Prosthetist
Design, manufacture, and fit artificial limbs (prostheses) for people with limb loss or limb absence, combining clinical assessment, engineering, and patient rehabilitation support — an HCPC-regulated profession requiring a specialist four-year degree.
Moderate
High
4 years via HCPC-approved BSc Prosthetics and Orthotics at University of Salford or University of Strathclyde; entry is competitive and places are strictly limited; MSc conversion for relevant allied health graduates: 2 years
BSc (Hons) Prosthetics and Orthotics (4 years, HCPC-approved); offered at University of Salford and University of Strathclyde only. HCPC registration as Prosthetist required to use the protected title and practise. MSc conversion available for allied health graduates. NHS Learning Support Fund (£5,000/year non-repayable grant) may apply.
possible
What you do
Prosthetists are HCPC-registered allied health professionals who assess, design, fabricate, fit, and manage prosthetic limbs for people who have had amputations or who have congenital limb absence. Your patient population includes adults with lower limb amputations following peripheral vascular disease and diabetes (the most common cause in the UK), traumatic amputees from road traffic accidents and military injury, people who have undergone amputation as part of cancer surgery, and children and young people born with limb differences. You take detailed clinical measurements and castings of the residual limb, design a prosthetic prescription based on the patient's functional goals and lifestyle, fabricate or supervise the fabrication of prosthetic sockets and componentry, and carry out alignment, fitting, and biomechanical optimisation.

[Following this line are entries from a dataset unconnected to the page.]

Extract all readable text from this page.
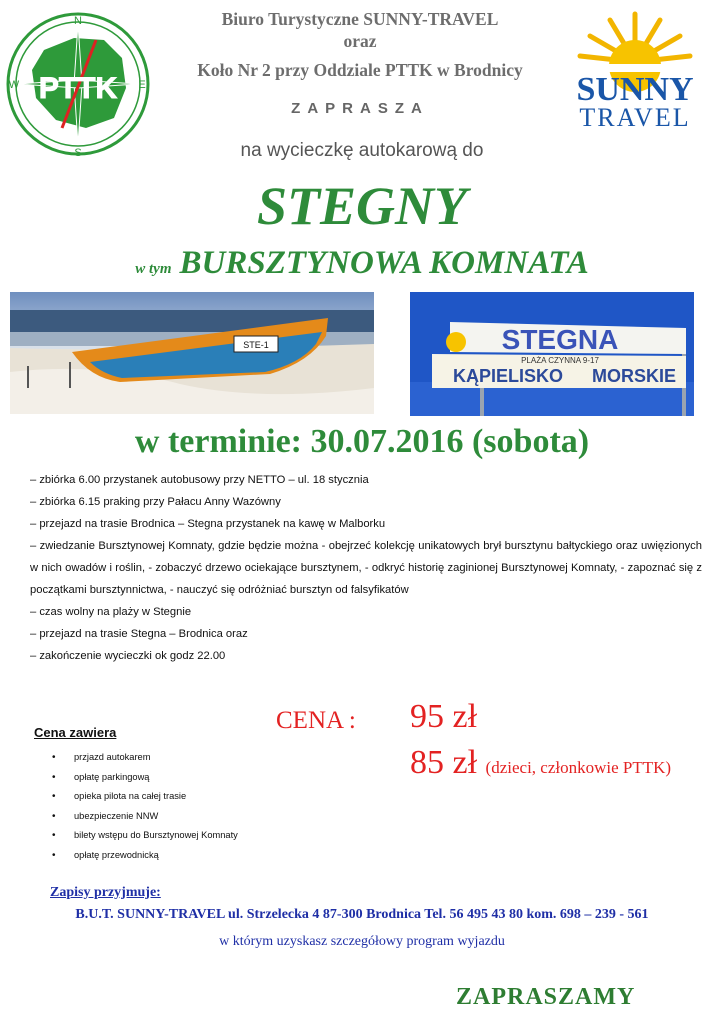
PTTK
N
W	E
S
SUNNY
TRAVEL
Biuro Turystyczne SUNNY-TRAVEL
oraz
Koło Nr 2 przy Oddziale PTTK w Brodnicy
ZAPRASZA
na wycieczkę autokarową do
STEGNY
w tym BURSZTYNOWA KOMNATA
STE-1	STEGNA
PLAŻA CZYNNA 9-17
KĄPIELISKO MORSKIE
w terminie: 30.07.2016 (sobota)
– zbiórka 6.00 przystanek autobusowy przy NETTO – ul. 18 stycznia
– zbiórka 6.15 praking przy Pałacu Anny Wazówny
– przejazd na trasie Brodnica – Stegna przystanek na kawę w Malborku
– zwiedzanie Bursztynowej Komnaty, gdzie będzie można - obejrzeć kolekcję unikatowych brył bursztynu bałtyckiego oraz uwięzionych w nich owadów i roślin, - zobaczyć drzewo ociekające bursztynem, - odkryć historię zaginionej Bursztynowej Komnaty, - zapoznać się z początkami bursztynnictwa, - nauczyć się odróżniać bursztyn od falsyfikatów
– czas wolny na plaży w Stegnie
– przejazd na trasie Stegna – Brodnica oraz
– zakończenie wycieczki ok godz 22.00
Cena zawiera
• przjazd autokarem
• opłatę parkingową
• opieka pilota na całej trasie
• ubezpieczenie NNW
• bilety wstępu do Bursztynowej Komnaty
• opłatę przewodnicką
CENA : 95 zł
85 zł (dzieci, członkowie PTTK)
Zapisy przyjmuje:
B.U.T. SUNNY-TRAVEL ul. Strzelecka 4 87-300 Brodnica Tel. 56 495 43 80 kom. 698 – 239 - 561
w którym uzyskasz szczegółowy program wyjazdu
ZAPRASZAMY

The range of prosthetic technology is wide — from standard endoskeletal transtibial and transfemoral limbs to microprocessor-controlled prosthetic knees (C-Leg, Genium, Rheo Knee), powered prosthetic feet and ankles, and myoelectric upper limb prostheses with multiple grip patterns. You train patients to use their prosthesis, troubleshoot problems as they arise, and provide ongoing clinical management as their residual limb and functional needs change over time. You work closely with physiotherapists and occupational therapists in the rehabilitation team, and liaise with prosthetists and clinical teams at specialist centres for complex cases. Prosthetists work in NHS regional limb-fitting centres, private prosthetics companies (Ottobock, Blatchford, RSL Steeper, OPTEK Medical), and internationally — where demand for prosthetic expertise in low-resource settings creates additional opportunities.
Why this career is resilient
Prosthetics is a small but structurally essential profession, with approximately 600 HCPC-registered prosthetists in the UK. The fabrication and fitting of a custom prosthetic limb requires hands-on clinical skill, biomechanical knowledge, and iterative patient-specific refinement that cannot be standardised, automated, or delivered remotely. Amputation rates linked to diabetes, peripheral vascular disease, and an ageing population continue to rise — the number of people living with limb loss in the UK is expected to grow substantially over the next two decades. The profession has a globally portable skill set: prosthetists are in demand internationally through humanitarian and development organisations (ICRC, Handicap International, MSF), providing unusual mobility for an NHS-trained allied health professional. HCPC registration and the existence of only two UK degree programmes (Salford and Strathclyde) create a tightly controlled supply that will continue to constrain workforce numbers relative to growing demand.
A typical day
Morning clinic in an NHS regional limb-fitting centre: first appointment is a transtibial amputee three weeks post-socket fitting — check socket fit on the residual limb, assess gait pattern, adjust alignment, and troubleshoot a pressure area at the tibial crest. Second appointment: a new bilateral transfemoral amputee for initial assessment — take full circumferential measurements, cast the right residual limb, and discuss prosthetic goals and rehabilitation timeline with the patient and physiotherapist. Afternoon: bench fabrication — laminate and trim a new transfemoral socket, prepare componentry for fitting next week. Final appointment: a microprocessor knee user for a six-month review, uploading gait data from the knee unit and adjusting electronic parameters via laptop to optimise performance on stairs.
Routes in
Full-time college course
Study full-time at a further education college, usually for 1–2 years. You will need to fund yourself or apply for a student loan (available for Level 4+ courses).
Pay and costs
Earning potential: NHS newly qualified Prosthetist: Band 5 (£29,970–£36,483). Senior Prosthetist: Band 6 (£37,338–£44,962). Specialist or advanced Prosthetist: Band 7 (£46,148–£52,809). Private sector and international roles can pay above NHS scales for experienced practitioners.
Training costs: BSc Prosthetics and Orthotics: standard university tuition fees (4 years); student loans available. NHS Learning Support Fund £5,000/year non-repayable grant may apply on NHS-commissioned programmes — check eligibility with the university. HCPC registration fee on qualification — check HCPC website for current fee.